Hariri’s resignation a year ago and then his comeback was more measured than the orchestrated demonstrations. It was a deft move at cracking the whip and getting more respect from the Hezbollah camp, a sort of tantrum de force.
And to some extent it worked. Throwing the toys out of the pram, for the Hariri camp, made him look more or less indispensable to at least the Hezbollah block which wields most of the power and to the international community which seems to say “he’s not that bright and he’s not even capable . . . but at least we know him and feel comfortable with him.”
Now, his plan of setting up a cabinet of ministers not aligned to political groups will go ahead which will please the Macronites in Paris who think this is the silver bullet to reform. In reality it’s the mother of all backfires: it removes the shooter’s head. The whole charade is really about fooling the international community into going ahead with one last “Paris type” conference of mustering up an aid package – which isn’t aid at all but a loan. That will then be pilfered by the same heavyweights in Lebanon. And only about 30 percent of the loan will be reverted back out and used as a contingent to putting Lebanon back on track.
Indeed, when you understand the intricacies of how corruption works almost like a well oiled business in Lebanon, you almost have sympathy for these leaders who would no doubt argue that they need to take even more from the pot than before because the crisis has made their own supporters so poor. More mouths to feed.
The last thing Lebanon needs is another Paris-type loan which will only be stolen wholesale by those running the country.
To be sure, the last thing Lebanon needs is another Paris-type loan which will only be stolen wholesale by those running the country and will be paid back by the next generation of young people in taxes, higher crime, and lower incomes. To go to Paris and get a loan to rescue Lebanon would be akin to throwing good money after bad.
For Macron and Hariri such a rescue plan is nothing more than window dressing anyway. Perhaps they think it will buy them a couple of years.
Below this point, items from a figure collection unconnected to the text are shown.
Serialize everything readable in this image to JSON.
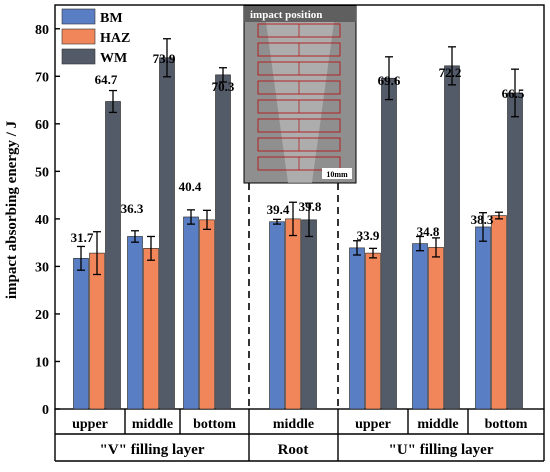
{
  "chart_data": {
    "type": "bar",
    "ylabel": "impact absorbing energy / J",
    "ylim": [
      0,
      85
    ],
    "yticks": [
      0,
      10,
      20,
      30,
      40,
      50,
      60,
      70,
      80
    ],
    "legend": {
      "placement": "top-left",
      "entries": [
        {
          "name": "BM",
          "color": "#5a7ec4"
        },
        {
          "name": "HAZ",
          "color": "#f0865a"
        },
        {
          "name": "WM",
          "color": "#535a68"
        }
      ]
    },
    "categories": [
      "upper",
      "middle",
      "bottom",
      "middle",
      "upper",
      "middle",
      "bottom"
    ],
    "groups": [
      {
        "label": "\"V\" filling layer",
        "span": [
          0,
          2
        ]
      },
      {
        "label": "Root",
        "span": [
          3,
          3
        ]
      },
      {
        "label": "\"U\" filling layer",
        "span": [
          4,
          6
        ]
      }
    ],
    "series": [
      {
        "name": "BM",
        "values": [
          31.7,
          36.3,
          40.4,
          39.4,
          33.9,
          34.8,
          38.3
        ],
        "errors": [
          2.5,
          1.2,
          1.5,
          0.5,
          1.5,
          1.5,
          3.0
        ]
      },
      {
        "name": "HAZ",
        "values": [
          32.8,
          33.8,
          39.8,
          40.0,
          32.8,
          34.0,
          40.7
        ],
        "errors": [
          4.5,
          2.5,
          2.0,
          3.5,
          1.0,
          2.0,
          0.7
        ]
      },
      {
        "name": "WM",
        "values": [
          64.7,
          73.9,
          70.3,
          39.8,
          69.6,
          72.2,
          66.5
        ],
        "errors": [
          2.3,
          4.0,
          1.5,
          3.5,
          4.5,
          4.0,
          5.0
        ]
      }
    ],
    "data_labels": [
      "31.7",
      "36.3",
      "40.4",
      "39.4",
      "39.8",
      "33.9",
      "34.8",
      "38.3",
      "64.7",
      "73.9",
      "70.3",
      "69.6",
      "72.2",
      "66.5"
    ],
    "inset": {
      "title": "impact position",
      "scale_label": "10mm"
    }
  }
}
In reality it will be a couple of months when Lebanon sinks lower into poverty and the death rate spikes, hospitals shut down, cancer rates climb higher, and antibiotics become so expensive on the black market that it will only be the Porsche Cayenne owners club of Mount Lebanon who will be able to afford them.
The next so-called “revolution” which then follows will not be street demonstrations, but crimes carried out by political thugs in pistols, robbing whoever and wherever they can. And the moment those gangs move into a neighborhood which is their arch enemy, you have a recipe for a state of emergency when shoot outs, raids, and revenge-kidnapping will be the order of the day.
Many Lebanese will want to weep when they look at the three stooges photograph of Hariri, Berri, and Aoun. It will resonate with them that Lebanon has not come very far at all with its experiment of “corruption sharing” as a compromise to securing a peace deal in 1990. There is a new Lebanese civil war now being played out which still has the lines drawn up as before with the same figures.
The Lebanese in fact, one might argue, since the economic crash, are more galvanized than ever by their sectarian leaders and the only business model they know, which is an antithesis to governance. Leaders in Lebanon simply don’t know what governance is and are unable even on a good day to fake it; and people aren’t able to articulate what type of change they might like. In many ways, this explains, succinctly, why Hariri came back.
But the photograph will also remind them that, despite the woeful delusion of being both important and respected once as trend-setters in the Arab world, Lebanon has in fact not at all developed since the Taif Agreement, but actually gone backwards on almost all levels, which is why it is unfair and quite wrong to compare it to Bangladesh; for the Bangladeshis.
* The views expressed in this article are the author’s own and do not necessarily reflect the views of Inside Arabia.